Jangal Sundari Karmanagari জঙ্গল সুন্দরী কর্মনগরী
- Type: Industrial complex and township
- Location: Raghunathpur, Purulia, West Bengal, India
- Founded by: West Bengal Industry Development Corporation (WBIDC) National Industrial Corridor Development and Implementation Trust (NICDIT)
- Region: Jangalmahal
- Area: 2,843 acres (11.51 km^{2})
- Industry: Steel Cement Manufacturing
- Notable companies: Rashmi Steel Shyam Steel Captain Steel Maithan Alloys

= Jangal Sundari Karmanagari =

Industrial complex and township in West Bengal, India

Jangal Sundari Karmanagari is an under construction industrial city complex and township in Jangalmahal, Purulia in the Indian state of West Bengal.

==Formation==
The formation of the city was announced by then finance and industries minister Amit Mitra (Government of West Bengal) at Synergie South Bengal, organized by WBIDC in association with CII, Eastern Region in February 2021. Government of West Bengal had initially earmarked over 2,600 acres in Raghunathpur area for Amritsar-Haldia freight corridor as requested by Government of India. But due to delay in that project, the Chief Minister of West Bengal decided to set up an industrial township.

An SPV was formed for the township between West Bengal Industry Development Corporation (WBIDC) and National Industrial Corridor Development and Implementation Trust (NICDIT). It has applied for environment clearance in February 2021.

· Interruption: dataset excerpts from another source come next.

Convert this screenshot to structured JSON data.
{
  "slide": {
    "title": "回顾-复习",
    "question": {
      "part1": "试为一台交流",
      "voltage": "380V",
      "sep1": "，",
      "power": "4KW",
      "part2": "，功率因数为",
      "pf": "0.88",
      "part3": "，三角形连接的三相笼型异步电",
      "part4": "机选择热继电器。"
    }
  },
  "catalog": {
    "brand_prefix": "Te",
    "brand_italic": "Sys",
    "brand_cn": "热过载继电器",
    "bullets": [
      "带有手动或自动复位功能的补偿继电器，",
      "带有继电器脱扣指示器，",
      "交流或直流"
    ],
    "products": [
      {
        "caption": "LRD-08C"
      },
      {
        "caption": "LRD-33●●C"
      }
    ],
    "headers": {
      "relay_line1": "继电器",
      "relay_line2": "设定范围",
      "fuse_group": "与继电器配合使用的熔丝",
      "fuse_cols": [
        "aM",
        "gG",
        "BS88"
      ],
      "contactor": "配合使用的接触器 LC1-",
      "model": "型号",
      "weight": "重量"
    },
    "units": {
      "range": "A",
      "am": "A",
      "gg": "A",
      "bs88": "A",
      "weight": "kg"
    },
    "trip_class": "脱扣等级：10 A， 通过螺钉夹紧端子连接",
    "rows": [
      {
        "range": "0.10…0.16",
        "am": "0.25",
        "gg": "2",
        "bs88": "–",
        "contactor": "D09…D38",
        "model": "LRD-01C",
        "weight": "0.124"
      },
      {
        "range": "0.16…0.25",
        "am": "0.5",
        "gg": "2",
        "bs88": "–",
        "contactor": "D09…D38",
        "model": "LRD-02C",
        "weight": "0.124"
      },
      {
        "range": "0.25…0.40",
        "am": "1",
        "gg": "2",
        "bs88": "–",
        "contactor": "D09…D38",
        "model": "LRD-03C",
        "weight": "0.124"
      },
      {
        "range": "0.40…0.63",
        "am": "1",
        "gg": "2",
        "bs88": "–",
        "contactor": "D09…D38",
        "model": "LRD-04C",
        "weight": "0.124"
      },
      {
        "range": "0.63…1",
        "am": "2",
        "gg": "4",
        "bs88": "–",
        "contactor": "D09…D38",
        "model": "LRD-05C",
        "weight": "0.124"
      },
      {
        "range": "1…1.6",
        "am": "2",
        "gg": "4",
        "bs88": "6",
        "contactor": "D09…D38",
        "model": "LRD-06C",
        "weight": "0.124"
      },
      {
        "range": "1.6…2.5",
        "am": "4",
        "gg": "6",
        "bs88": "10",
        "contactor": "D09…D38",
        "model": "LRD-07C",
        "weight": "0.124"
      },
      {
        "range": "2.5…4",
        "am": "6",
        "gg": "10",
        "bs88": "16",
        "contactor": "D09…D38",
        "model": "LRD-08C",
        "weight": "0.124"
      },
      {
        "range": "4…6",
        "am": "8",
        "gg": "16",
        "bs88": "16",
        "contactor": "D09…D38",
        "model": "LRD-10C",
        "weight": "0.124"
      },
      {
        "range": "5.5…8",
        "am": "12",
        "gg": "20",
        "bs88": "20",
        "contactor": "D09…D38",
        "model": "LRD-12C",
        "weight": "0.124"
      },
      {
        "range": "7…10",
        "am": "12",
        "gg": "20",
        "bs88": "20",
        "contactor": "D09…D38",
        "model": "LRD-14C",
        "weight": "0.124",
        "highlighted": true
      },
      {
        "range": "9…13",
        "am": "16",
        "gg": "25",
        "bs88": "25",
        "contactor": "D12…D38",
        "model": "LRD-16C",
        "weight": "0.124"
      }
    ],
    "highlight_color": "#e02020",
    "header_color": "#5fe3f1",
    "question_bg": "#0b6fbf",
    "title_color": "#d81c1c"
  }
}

==Investments and employment==
Jangal Sundari Karmanagari has projected a potential investment of ₹72,000 Crores. ₹1,144 Crores has been used for creating basic infrastructures. The industrial city will generate employment for 7.75 lakh people. Major industries include cement, steel, auto component, engineering, MSME clusters, ceramics and electricals.

In Phase I of the project, 1749 Acres were allocated and in Phase II, 734 Acres were allocated.

Jangal Sundari Karmanagari has received investments from Rashmi Steel (800 acres), Shyam Steel (600 acres), Captain Steel (300 acres), Super Smelter, Maithan Alloys, Vikash Metal and Power Limited. As of March 2023, about 7 thousand people were employed in around 513 Acres steel factory, which got an investment of ₹3,220 Crores. Shyam Metalics is constructing has acquired 600 Acres and has started construction (as of March 2023) of a steel plant in 600 Acres with an investment of ₹4,591 Crores and expected employment of 10,000 people. A cement factory is under construction in 70 Acres with an investment of ₹400 Crores.